A database transaction is a unit of work performed against a database that is independent of other transactions. The purpose of a transaction is two-fold:
- To provide a reliable record and means to recover in case of failure when performing work.
- To provide isolation between applications or processes that are accessing data concurrently.
In any good relational database management system, transactions adhere to a set of strict rules or properties abbreviated as ACID:
Guarantees that either all operations in the transaction succeed or they all fail. This prevents partial updates that could leave a database in a questionable or incomplete state. For instance, imagine your database transaction was a financial transaction that transferred money from one account to another. That would consist of two operations: a deduction from account
A and a deposit into account
B. This is an obvious example where we want both operations to succeed or both to fail. If only one operation was successful we would either be destroying money or inventing new money from nothing (something apparently only the federal reserve is allowed to do).
Is similar to atomicity but has more to do with referential integrity. This is where constraints come into play, such as a primary key. If you have an ID column used to track rows based on a unique identifier, you wouldn’t want to allow multiple rows to have the same value for ID; if there were the database would be in an inconsistent state. A transaction that preserves consistency ensures that the database is in a consistent state when the transaction begins and when the transaction ends.
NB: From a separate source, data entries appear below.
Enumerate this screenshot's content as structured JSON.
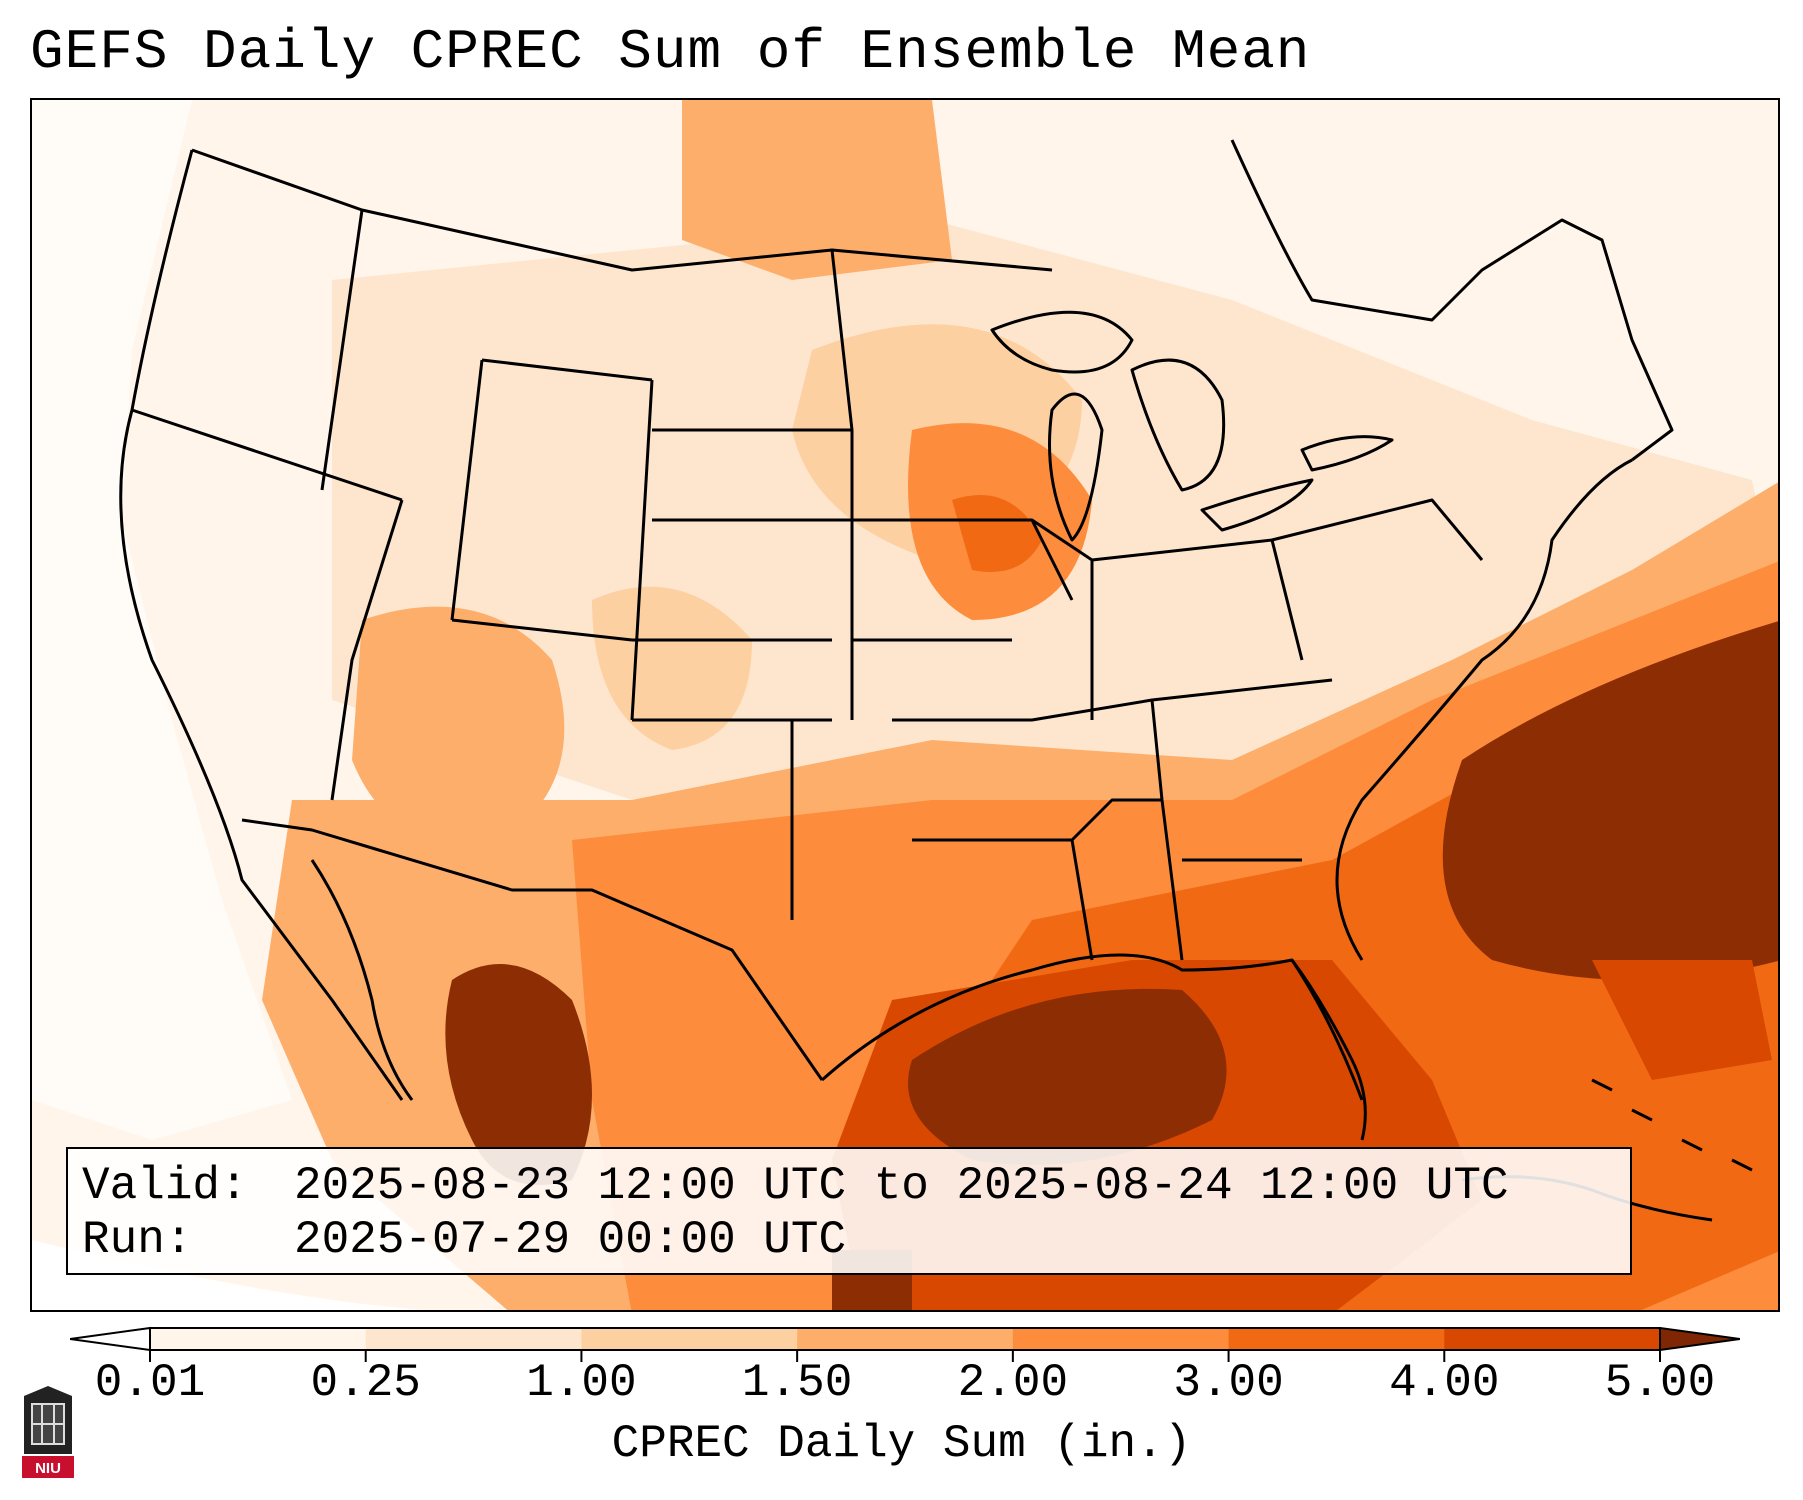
{
  "title": "GEFS Daily CPREC Sum of Ensemble Mean",
  "valid_label": "Valid:",
  "valid_value": "2025-08-23 12:00 UTC to 2025-08-24 12:00 UTC",
  "run_label": "Run:",
  "run_value": "2025-07-29 00:00 UTC",
  "colorbar": {
    "title": "CPREC Daily Sum (in.)",
    "ticks": [
      "0.01",
      "0.25",
      "1.00",
      "1.50",
      "2.00",
      "3.00",
      "4.00",
      "5.00"
    ],
    "colors": [
      "#fff5eb",
      "#fee6ce",
      "#fdd0a2",
      "#fdae6b",
      "#fd8d3c",
      "#f16913",
      "#d94801",
      "#8c2d04"
    ],
    "under_color": "#ffffff",
    "over_color": "#7f2704"
  },
  "logo_text": "NIU",
  "map_colors": {
    "background": "#fff5eb",
    "light": "#fee6ce",
    "medium_light": "#fdd0a2",
    "medium": "#fdae6b",
    "orange": "#fd8d3c",
    "dark_orange": "#f16913",
    "deep_orange": "#d94801",
    "brown": "#8c2d04",
    "outline": "#000000"
  }
}
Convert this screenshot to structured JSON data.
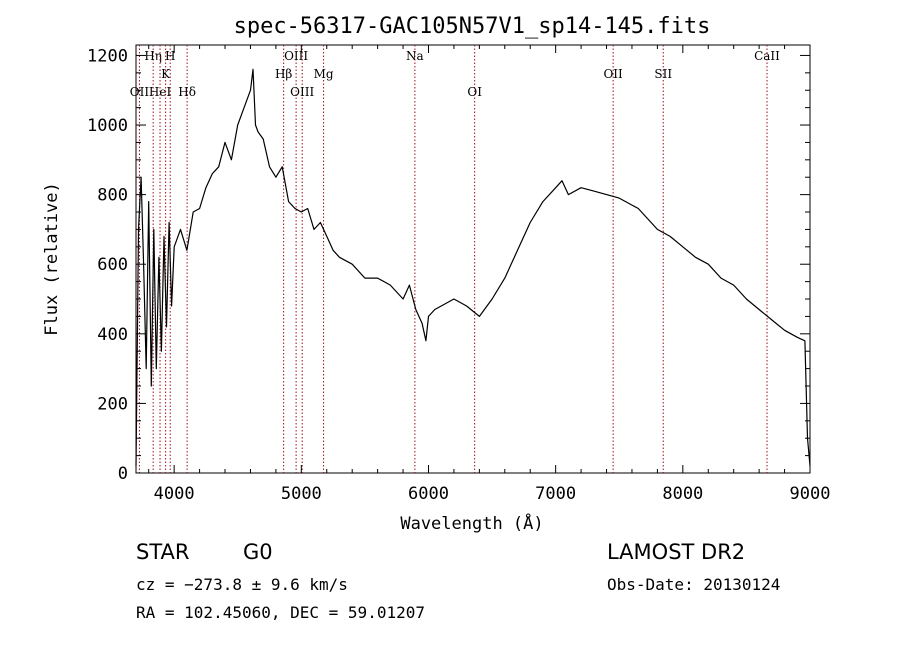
{
  "chart_data": {
    "type": "line",
    "title": "spec-56317-GAC105N57V1_sp14-145.fits",
    "xlabel": "Wavelength (Å)",
    "ylabel": "Flux (relative)",
    "xlim": [
      3700,
      9000
    ],
    "ylim": [
      0,
      1230
    ],
    "xticks": [
      4000,
      5000,
      6000,
      7000,
      8000,
      9000
    ],
    "yticks": [
      0,
      200,
      400,
      600,
      800,
      1000,
      1200
    ],
    "grid": false,
    "series": [
      {
        "x": [
          3700,
          3720,
          3740,
          3760,
          3780,
          3800,
          3820,
          3840,
          3860,
          3880,
          3900,
          3920,
          3940,
          3960,
          3980,
          4000,
          4050,
          4100,
          4150,
          4200,
          4250,
          4300,
          4350,
          4400,
          4450,
          4500,
          4550,
          4600,
          4620,
          4640,
          4660,
          4700,
          4750,
          4800,
          4850,
          4900,
          4950,
          5000,
          5050,
          5100,
          5150,
          5200,
          5250,
          5300,
          5400,
          5500,
          5600,
          5700,
          5800,
          5850,
          5900,
          5950,
          5980,
          6000,
          6050,
          6100,
          6200,
          6300,
          6400,
          6500,
          6600,
          6700,
          6800,
          6900,
          7000,
          7050,
          7100,
          7200,
          7300,
          7400,
          7500,
          7600,
          7650,
          7700,
          7800,
          7900,
          8000,
          8100,
          8200,
          8300,
          8400,
          8500,
          8600,
          8700,
          8800,
          8900,
          8960,
          8980,
          9000
        ],
        "y": [
          20,
          700,
          850,
          600,
          300,
          780,
          250,
          700,
          300,
          620,
          350,
          680,
          420,
          720,
          480,
          650,
          700,
          640,
          750,
          760,
          820,
          860,
          880,
          950,
          900,
          1000,
          1050,
          1100,
          1160,
          1000,
          980,
          960,
          880,
          850,
          880,
          780,
          760,
          750,
          760,
          700,
          720,
          680,
          640,
          620,
          600,
          560,
          560,
          540,
          500,
          540,
          470,
          430,
          380,
          450,
          470,
          480,
          500,
          480,
          450,
          500,
          560,
          640,
          720,
          780,
          820,
          840,
          800,
          820,
          810,
          800,
          790,
          770,
          760,
          740,
          700,
          680,
          650,
          620,
          600,
          560,
          540,
          500,
          470,
          440,
          410,
          390,
          380,
          100,
          20
        ]
      }
    ],
    "lines": [
      {
        "x": 3727,
        "label": "OII",
        "row": 3
      },
      {
        "x": 3835,
        "label": "Hη",
        "row": 1
      },
      {
        "x": 3889,
        "label": "HeI",
        "row": 3
      },
      {
        "x": 3933,
        "label": "K",
        "row": 2
      },
      {
        "x": 3969,
        "label": "H",
        "row": 1
      },
      {
        "x": 4102,
        "label": "Hδ",
        "row": 3
      },
      {
        "x": 4861,
        "label": "Hβ",
        "row": 2
      },
      {
        "x": 4959,
        "label": "OIII",
        "row": 1
      },
      {
        "x": 5007,
        "label": "OIII",
        "row": 3
      },
      {
        "x": 5175,
        "label": "Mg",
        "row": 2
      },
      {
        "x": 5893,
        "label": "Na",
        "row": 1
      },
      {
        "x": 6363,
        "label": "OI",
        "row": 3
      },
      {
        "x": 7452,
        "label": "OII",
        "row": 2
      },
      {
        "x": 7846,
        "label": "SII",
        "row": 2
      },
      {
        "x": 8662,
        "label": "CaII",
        "row": 1
      }
    ]
  },
  "info": {
    "class_label": "STAR",
    "subclass": "G0",
    "survey": "LAMOST DR2",
    "cz": "cz = −273.8 ± 9.6 km/s",
    "obs_date": "Obs-Date: 20130124",
    "coords": "RA = 102.45060, DEC =  59.01207"
  },
  "colors": {
    "spectrum": "#000000",
    "line_markers": "#a0101a"
  }
}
This protects transactions from the effects of other transactions via mechanisms like locks and row versioning. Database management systems typically employ different levels of isolation. For instance, in Microsoft SQL Server, the
READ UNCOMMITTED isolation level allows transactions to read data that other transactions are modifying, while the stricter
SERIALIZABLE isolation level will lock ranges of rows or entire tables to prevent the reading of data until the transaction modifying data completes and commits.
A transaction is considered durable when it commits and stays committed. This is accomplished by flushing the data to a stable/nonvolatile media (think disk vs in-memory) although as storage mediums continue to advance and innovate, the implementation may change. The important thing is that the work is saved and is not prone to being lost or rolled back without intervention.
Microsoft SQL Server, Oracle, MySQL, and PostgreSQL are some of the most popular database systems which follow ACID properties by default.